I am going to make fun of you for trying to claim that some book boycott awards show thing is fascism, and that the Hugo awards are “real democracy”??? Holy shit, is this what decades of pop culture “fascism” “research” have resulted in? No wonder morons think Trump (a centrist bonapartist) is a fascist. I suppose when they tell you that invading Iraq is in service of democracy it strips the word of all meaning. I look forward to the article declaring the Oscars to be the true democratic movement citing Seiyes while the TomatoMeter obviously constitutes a thermidorian reaction. (In case it wasn’t clear, I am saying it is inherently ridiculous to ascribe any such designation to these irrelevant things, I am not actually saying that rotten tomatoes is “democratic”). This feels like it was written by a second grader trying to justify why his opponent in the line-leader competition is actually Hitler and hates recess and why you should definitely pick me, Ms. Fairfax.

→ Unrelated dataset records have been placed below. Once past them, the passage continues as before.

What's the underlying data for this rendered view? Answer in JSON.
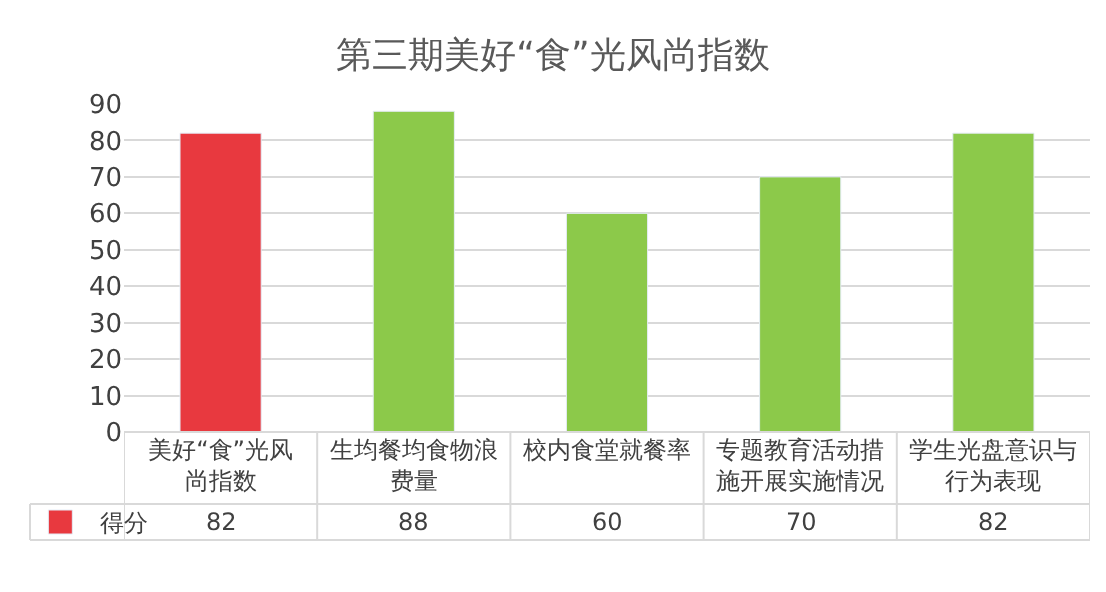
{
  "chart_data": {
    "type": "bar",
    "title": "第三期美好“食”光风尚指数",
    "categories": [
      "美好“食”光风尚指数",
      "生均餐均食物浪费量",
      "校内食堂就餐率",
      "专题教育活动措施开展实施情况",
      "学生光盘意识与行为表现"
    ],
    "series": [
      {
        "name": "得分",
        "color": "#e8393f",
        "colors": [
          "#e8393f",
          "#8cc94a",
          "#8cc94a",
          "#8cc94a",
          "#8cc94a"
        ],
        "values": [
          82,
          88,
          60,
          70,
          82
        ]
      }
    ],
    "ylim": [
      0,
      90
    ],
    "yticks": [
      0,
      10,
      20,
      30,
      40,
      50,
      60,
      70,
      80,
      90
    ],
    "grid": "y",
    "legend": "bottom left",
    "data_labels": true
  }
}
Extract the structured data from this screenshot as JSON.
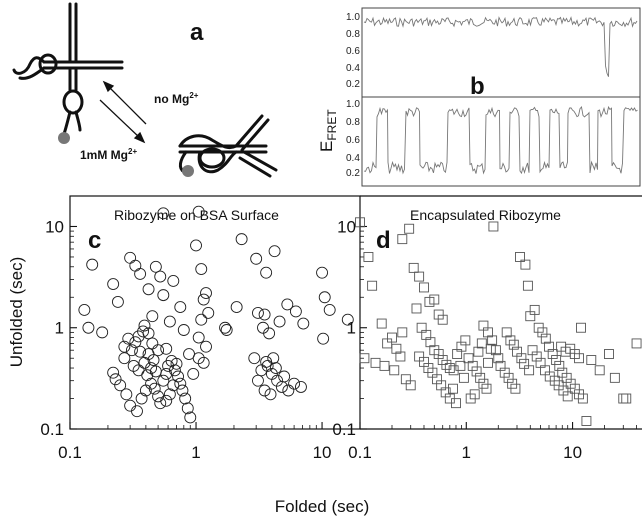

Oh, just saw that this is Elizabeth Sandifer. That’s why the writing is so juvenile. I rest my case.
John
December 23, 2023 @ 12:06 pm
Would that you had written this about actual dogs! Even that topic is somewhat tongue-in-cheek and would not deserve this histrionic diatribe.
Elizabeth Sandifer
December 23, 2023 @ 12:10 pm
Genuinely delighted that this seven year old article can piss you off this much.